Maddy is a heroine many others could learn from.

Maddy is a heroine many others could learn from.

Where the film shines however, is the fact that despite its rather biased marketing campaign conforming to a world of one sided female exploitation (just ask any gamer), the inclusion of rampant but choreographed swimwear modelling is actually defendable. As the films central character, Maddy (Danielle Panabaker), despite needing to be rescued by her eventual love interest Barry (Matt Bush), is more thoughtful, decisive, and proactive than certain other female leads from recent years (yes Twilight, I’m looking at you again); it is through selflessly putting herself in harms way to rescue others that she is endangered, and  the fact she is one of the most fully clad females is arbitrary. Even the somewhat obligatory slow motion running sequences are about the best argument for natural rather than fake breasts as you can get, and as such the general portrayal of women throughout the film can actually be described as fully rounded, no pun intended.

On the flip side of this, the only male character with a substantial part not seen to be any combination of horny, greedy, sexist, arrogant, cowardly, and selfish throughout, is considered to not be hetrosexual either. While making the men (or should I say boys?) in the audience laugh at their exploits, the film does so whilst holding something of an exaggerated mirror in front of them.
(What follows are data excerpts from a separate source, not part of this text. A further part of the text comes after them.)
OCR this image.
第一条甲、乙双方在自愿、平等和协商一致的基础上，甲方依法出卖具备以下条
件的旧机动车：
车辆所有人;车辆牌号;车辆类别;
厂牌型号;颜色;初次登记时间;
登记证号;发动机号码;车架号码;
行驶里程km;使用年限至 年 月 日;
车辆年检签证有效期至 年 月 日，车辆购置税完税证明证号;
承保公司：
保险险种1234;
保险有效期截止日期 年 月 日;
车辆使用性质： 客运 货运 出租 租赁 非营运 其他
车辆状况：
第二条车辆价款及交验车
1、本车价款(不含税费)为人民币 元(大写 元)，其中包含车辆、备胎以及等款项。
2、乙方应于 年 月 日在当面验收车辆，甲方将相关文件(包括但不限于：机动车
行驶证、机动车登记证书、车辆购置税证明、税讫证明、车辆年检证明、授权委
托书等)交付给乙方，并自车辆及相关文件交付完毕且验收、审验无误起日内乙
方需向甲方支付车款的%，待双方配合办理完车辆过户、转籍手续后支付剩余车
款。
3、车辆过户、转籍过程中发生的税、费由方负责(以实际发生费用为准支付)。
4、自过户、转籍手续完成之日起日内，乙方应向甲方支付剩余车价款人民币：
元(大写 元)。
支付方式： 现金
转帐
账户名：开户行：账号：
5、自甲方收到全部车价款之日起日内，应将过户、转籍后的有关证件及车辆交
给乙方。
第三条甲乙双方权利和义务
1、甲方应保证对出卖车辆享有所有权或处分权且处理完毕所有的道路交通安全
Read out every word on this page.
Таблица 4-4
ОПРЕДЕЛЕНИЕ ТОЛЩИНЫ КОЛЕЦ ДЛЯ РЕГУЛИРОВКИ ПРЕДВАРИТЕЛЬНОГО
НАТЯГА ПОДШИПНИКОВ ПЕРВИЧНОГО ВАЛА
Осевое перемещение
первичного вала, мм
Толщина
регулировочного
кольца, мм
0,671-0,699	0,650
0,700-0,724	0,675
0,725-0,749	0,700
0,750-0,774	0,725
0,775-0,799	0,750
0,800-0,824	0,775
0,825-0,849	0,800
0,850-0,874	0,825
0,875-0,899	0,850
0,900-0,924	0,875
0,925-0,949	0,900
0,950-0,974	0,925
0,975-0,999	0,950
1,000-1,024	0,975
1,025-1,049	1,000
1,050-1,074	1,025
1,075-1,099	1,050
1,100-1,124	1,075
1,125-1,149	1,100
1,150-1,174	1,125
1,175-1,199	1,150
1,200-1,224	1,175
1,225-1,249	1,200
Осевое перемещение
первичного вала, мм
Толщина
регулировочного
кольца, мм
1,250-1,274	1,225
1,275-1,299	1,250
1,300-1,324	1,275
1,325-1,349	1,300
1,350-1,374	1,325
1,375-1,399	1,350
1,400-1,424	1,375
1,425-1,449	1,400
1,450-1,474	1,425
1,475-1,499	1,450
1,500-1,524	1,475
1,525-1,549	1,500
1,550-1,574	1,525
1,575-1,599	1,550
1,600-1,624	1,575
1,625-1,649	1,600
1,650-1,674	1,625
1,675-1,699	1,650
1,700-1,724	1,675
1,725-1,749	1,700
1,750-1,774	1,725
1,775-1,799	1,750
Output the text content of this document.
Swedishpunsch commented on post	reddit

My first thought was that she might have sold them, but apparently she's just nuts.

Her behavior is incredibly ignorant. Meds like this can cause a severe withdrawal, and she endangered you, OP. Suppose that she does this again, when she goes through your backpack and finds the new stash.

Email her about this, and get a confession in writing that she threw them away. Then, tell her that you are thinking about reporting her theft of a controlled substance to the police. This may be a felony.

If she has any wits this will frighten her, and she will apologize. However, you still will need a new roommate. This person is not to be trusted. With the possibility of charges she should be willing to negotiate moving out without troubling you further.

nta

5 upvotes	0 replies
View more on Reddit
Overall Piranha DD is a film which, led by a brilliantly self depreciating David Hasselhoff, is more than happy to swim in its own silliness, and even the ‘serious’ characters get brilliant one liners. All of this results in it arguably joining the likes of Starship Troopers as a multi-layered film which features unabashed blood splattering on top of thinly veiled satire.

Oh, and it’s produced by Bob and Harvey Weinstein, too.